==================================
AWS Control Tower Manifest Builder
.. image:: https://img.shields.io/pypi/v/aws_control_tower_manifest_builder.svg
:target: https://pypi.python.org/pypi/aws_control_tower_manifest_builder
.. image:: https://github.com/gabrielbac/aws_control_tower_manifest_builder/actions/workflows/test.yaml/badge.svg
:target: https://github.com/gabrielbac/aws_control_tower_manifest_builder/actions/workflows/test.yaml/
.. image:: https://github.com/gabrielbac/aws_control_tower_manifest_builder/actions/workflows/release.yaml/badge.svg
:target: https://github.com/gabrielbac/aws_control_tower_manifest_builder/actions/workflows/release.yaml/
.. image:: https://readthedocs.org/projects/aws-control-tower-manifest-builder/badge/?version=latest
:target: https://aws-control-tower-manifest-builder.readthedocs.io/en/latest/?version=latest
:alt: Documentation Status
Python package to automatically build the AWS Control Tower Manifest given Cloud Formation templates and SCPs as input.
Features
.. image:: Pipeline.drawio.png
Quick start
- Run
pip install aws-control-tower-manifest-builder
- Download sample template and SCPs from S3 "Add link". Extract to directory
- Run
aws_control_tower_manifest_builder --input-cf sample_templates --input-scp sample_scp --output output_manifest
Note: the sample template includes incorrecly formatted templates.

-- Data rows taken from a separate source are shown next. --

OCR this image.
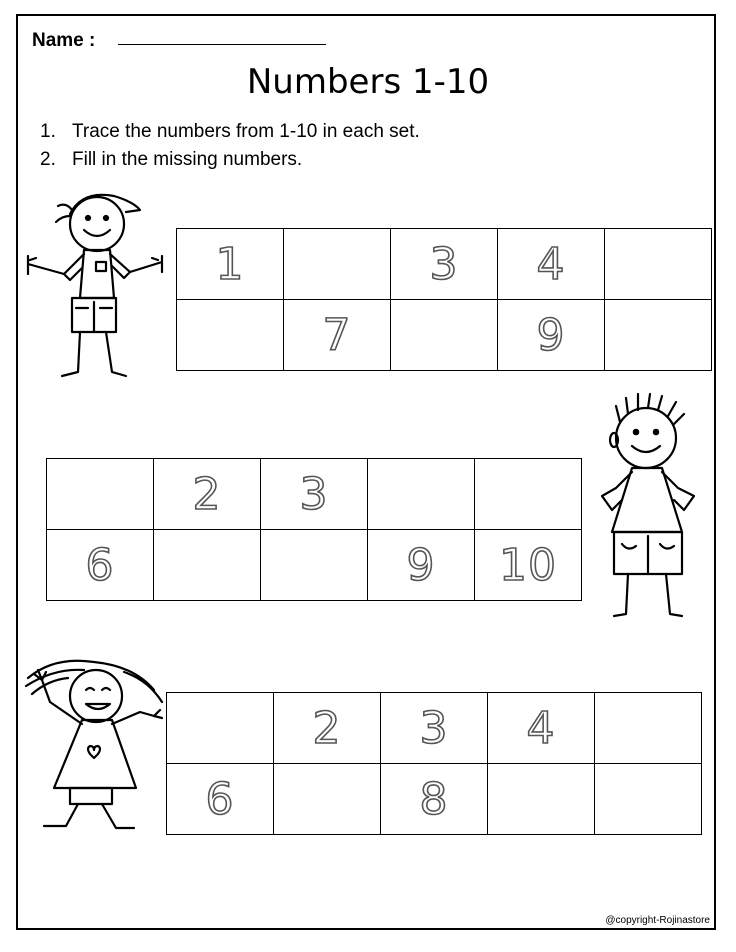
Name :
Numbers 1-10
1. Trace the numbers from 1-10 in each set.
2. Fill in the missing numbers.
1		3	4	
	7		9	
	2	3		
6			9	10
	2	3	4	
6		8		
@copyright-Rojinastore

For Developers - before pushing a branch
- Clone the repo
make venv
make black
make lint
make test
make local-test
To bump version:
- Update HISTORY.rst
git fetch
to fetch all tagsmake bump-<patch-minor-major>
- Make a release in Github and add a tag.
- Cloud Formation templates require a metadata section with the following info:
.. code-block:: yaml
Metadata:
manifest_parameters: # can be customized with --metadata-name
name: detailed_template # Optional. Defaults to the file name. a-z, A-Z, 0-9, and "-"
description: string # Required for SCPs
deploy_method: stackset # Optional. All file in the template directory use "stackset" and in policy directory use "scp".
accounts: ["123456789012", "987456123989"] # Requires "accounts" and/or "organizational_unit". If accounts is used, enforce only account
# IDs with --enforce-account-number-only
organizational_units: ["dev", "prod"] # Requires "accounts" and/or "organizational_unit".
regions: ["us-east-1" , "us-east-2"] # Optional. Defaults to us-east-1.
parameters: # Optional. List of parameters [SSM, Alfred, Values]
- parameter_key: parameter1
parameter_value: value1
- parameter_key: parameter2
parameter_value: value2
export_outputs: # Optional. list of ssm parameters to store output values
- name: /org/member/test-ssm/app-id
value: $[output_ApplicationId]
=======
History
0.3.1 (2022-03-03)
0.4.0 (2022-03-27)
- Change to mantain order, comments and support exclamation marks in Cloudformation
0.4.1 (2022-03-27)
- Fix for the default region option
0.5.0 (2022-03-29)
- Add argument to set schema version
0.5.1 (2022-03-24)
- Fix issue when leaving region blank not picking default value
0.5.2 (2022-04-08)
- Fail if files name or name in metadata dont match regex
0.5.3 (2022-04-09)
- Fix in logging and update to Readme
0.5.4 (2022-04-18)
- Exit with error when there is an issue in any manifest file
0.6.0 (2022-05-18)
- Enforce description in SCP and correct extension
0.7.0 (2022-08-28)
- Added 2 new options
--metadata-name -> to customize the name in the metadata
--enforce-account-number-only -> Allows to enforce use of 12 digit account numbers
The input scps folder is not mandatory anymore
0.8.0 (2022-09-08)
- Added 1 new option
--enable_stack_set_deletion -> defaults to False. Set to True to enable the CT pipeline to delete stacksets.